This case involves a female patient who underwent cardiac catheterization in order to perform an angioplasty. Before the treatment was performed, the patient had been on a longstanding regimen of the anti-coagulation drug coumadin. Immediately prior to undergoing the procedure, the patient had been switched to Heparin, a shorter-acting anticoagulant in order to “bridge” the gap between her cessation of coumadin for the procedure. Several weeks after this procedure, the patient was scheduled to undergo surgery to repair a malfunctioning heart valve. During standard pre-operative testing, it was discovered that the patient’s PTT and INR were abnormal for someone on a anti-coagulant medication. Prior to undergoing surgery the patient was again given Heparin. A few days after undergoing surgery, the patient developed a low platelet count which indicated Heparin-induced thrombocytopenia. This eventually progressed to disseminated intravascular coagulation, which caused necrosis in the patient’s extremities. Despite attempts to save the patient’s life, including multiple amputations, the patient eventually died in the hospital. It was claimed that the patient was improperly monitored while receiving Heparin, resulting in her death.

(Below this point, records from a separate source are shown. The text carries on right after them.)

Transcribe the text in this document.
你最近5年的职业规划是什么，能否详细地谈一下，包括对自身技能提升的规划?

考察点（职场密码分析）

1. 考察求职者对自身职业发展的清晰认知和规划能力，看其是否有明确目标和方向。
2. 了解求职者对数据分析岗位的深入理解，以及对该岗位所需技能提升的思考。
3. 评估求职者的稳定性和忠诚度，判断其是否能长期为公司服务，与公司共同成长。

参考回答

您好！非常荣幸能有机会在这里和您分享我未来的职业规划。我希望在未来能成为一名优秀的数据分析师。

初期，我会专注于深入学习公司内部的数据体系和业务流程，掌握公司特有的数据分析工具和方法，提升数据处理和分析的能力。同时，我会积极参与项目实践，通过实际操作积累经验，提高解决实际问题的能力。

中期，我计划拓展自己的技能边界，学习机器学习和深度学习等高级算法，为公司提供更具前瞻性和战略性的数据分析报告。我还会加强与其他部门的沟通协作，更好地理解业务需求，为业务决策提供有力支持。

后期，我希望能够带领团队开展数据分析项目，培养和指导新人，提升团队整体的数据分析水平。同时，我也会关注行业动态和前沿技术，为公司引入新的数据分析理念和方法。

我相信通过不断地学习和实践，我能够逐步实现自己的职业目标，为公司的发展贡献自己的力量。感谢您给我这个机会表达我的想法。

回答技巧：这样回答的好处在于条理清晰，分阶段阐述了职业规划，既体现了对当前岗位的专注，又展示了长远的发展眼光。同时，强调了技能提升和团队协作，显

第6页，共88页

Question(s) For Expert Witness
- 1. Do you prescribe Heparin and monitor patient's on the medication? If so, how often?
- 2. What protocol, if any, are in place to ensure patient safety for patient's on Heparin?
- 3. What is the standard of care for preventing and treating Heparin-induced thrombocytopenia?
Expert Witness Response E-008023
I regularly prescribe heparin to my patients. Depending on how the drug is being administered – whether as a prophylactic measure or in an ongoing therapeutic dose – the monitoring protocols are different. For treatment dosing, the patient’s PTT and INR are monitored every 6 hours until stable, then every 24 hours as a further precaution. Platelets levels should be monitored daily. Heparin is always given within a specific order set, which dictates the laboratory monitoring protocol. There is no way to prevent Heparin-induced thrombocytopenia except to use low-molecular-weight heparin when possible, which has been linked to a lower incidence of HIT, or to limit heparin exposure which is not always indicated. For treatment of HIT when it does develop, the standard of care is prompt recognition through the use of the 4 T’s criteria: thrombocytopenia, timing of platelet count fall, thrombosis or other sequelae, and other causes for thrombocytopenia. This criteria is used to determine need for testing, discontinuation of heparin, and initiation of alternative anticoagulation. It is concerning that the patient had a “normal” INR that was not consistent with someone on anticoagulation therapy prior to surgery. This raises several questions regarding the administration of the patient’s anticoagulation therapy and indicates a possible breach in the standard of care.